Germany had very ambitious plans for the development of the Althorn station, and it is probable at one time that it was intended that it should supersede even the mighty Nordholz as the premier home of naval Zeppelins. If such were really the intention, however, there is no doubt that it was effectually put an end to by a great fire and explosion which occurred there about the middle of last year, the material destruction from which--in sheds and Zeppelins--was vastly greater even than that from the British raid on Tondern. The Germans speak of this disaster with a good deal of bitterness, usually alluding to the cause as "mysterious," but rather giving the impression that they believe it to have been the work of "Allied agents." If this is true, the job will stand as a fair offset against any single piece of work of the same character that German agents perpetrated in France, Britain, or America. Only the blowing up of the great Russian national arsenal in the second year of the war is comparable to it for the amount of material damage wrought. Althorn remained a station of some importance down to the end of the war, however, and that the Germans still expected to do important work from there was indicated by the fact that one of its new sheds housed the great "L-71," the largest airship in the world at the present time.
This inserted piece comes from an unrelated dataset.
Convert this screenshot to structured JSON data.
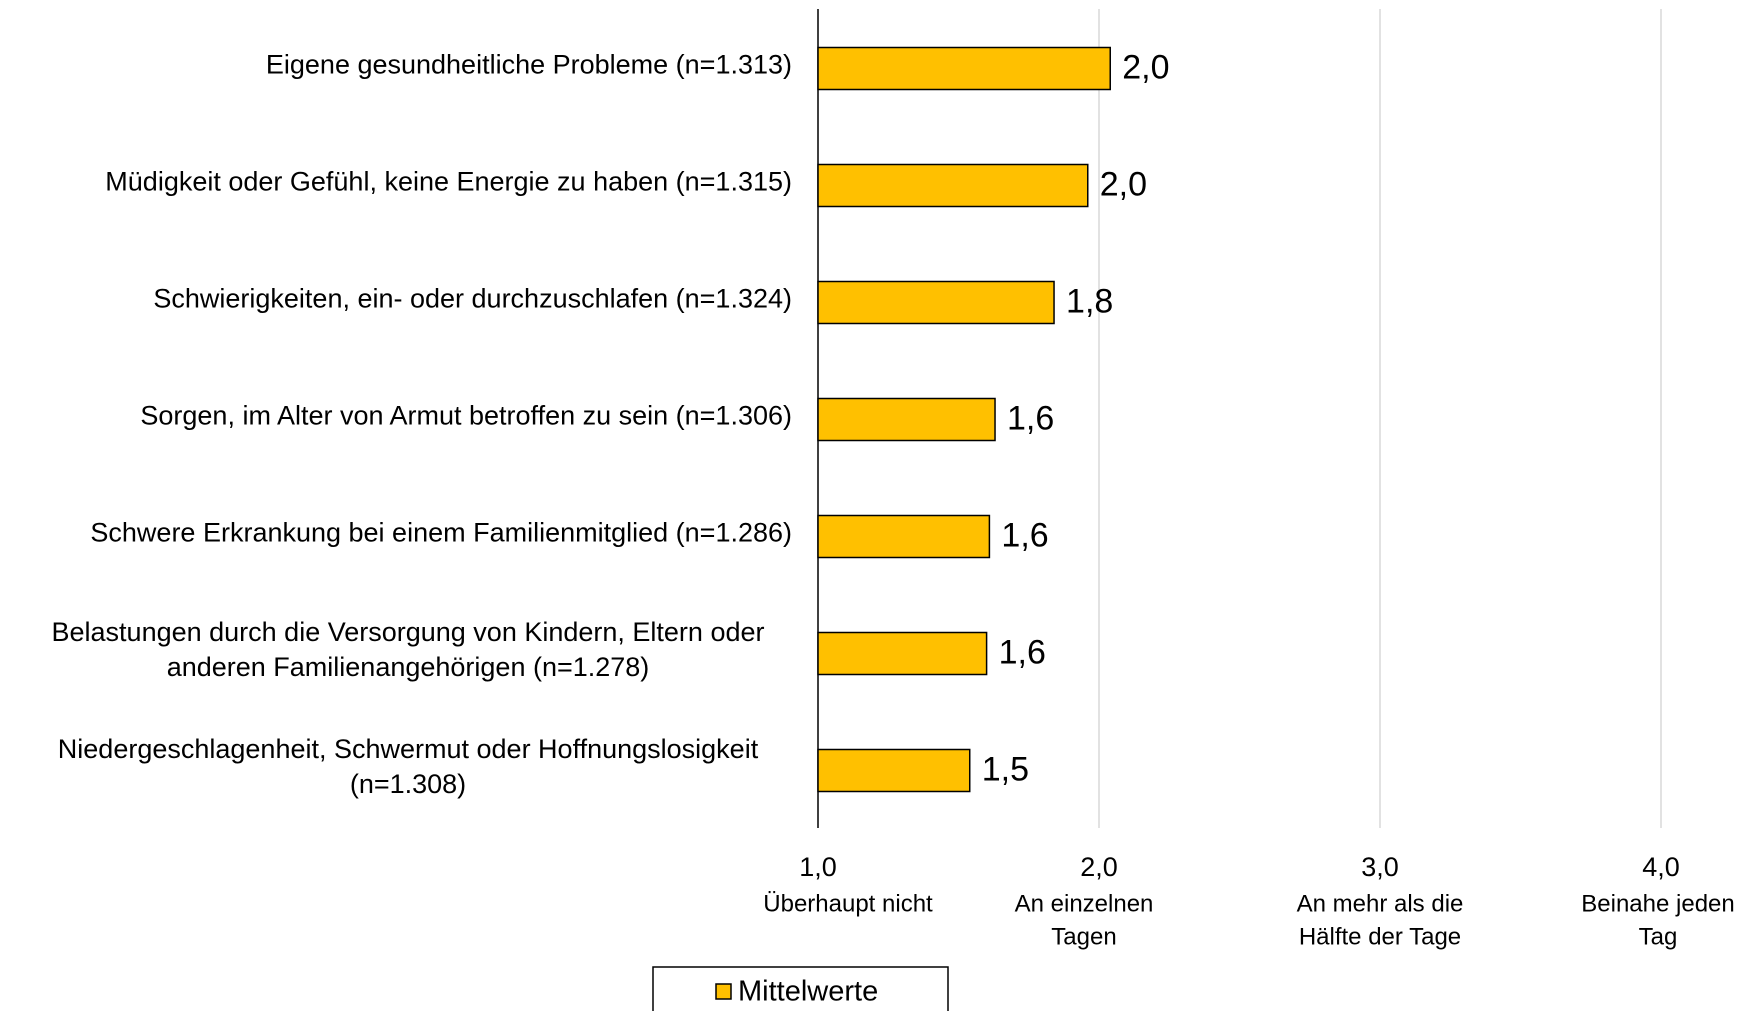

But it was in the great Nordholz station that the airship sub-commission was principally interested, not only for what it was at the moment--incomparably the greatest and most modern of German Zeppelin aerodromes--but also for what had been accomplished from there in the past, and even for what might conceivably be done from there in the future. Nordholz is a name that would have been burned deep into the memories of South and East Coast Britons had it been known three years ago, as it is now, that practically all of the Zeppelin raids over England were launched from there. The popular idea at the time--which even appears to have persisted with most Londoners down to the present--was that airship stations had been constructed in Belgium, and that these alternated with those of Germany in dispatching raiders across the North Sea to England. A single glimpse of such a station as Nordholz is enough to show that the huge amount of labour and expense involved in building even a comparatively temporary aerodrome fit for regular Zeppelin work would have been fatal to the idea of establishing such installations in Belgium, or anywhere else where Germany did not feel certain of remaining in fairly permanent control. The station at Jamboli, in Bulgaria, for instance, is known to have been able only to dispose of one or two Zeppelins, and considerable intervals between flights were imperative for keeping them in trim. It would never have been equal to the strain of steady raiding.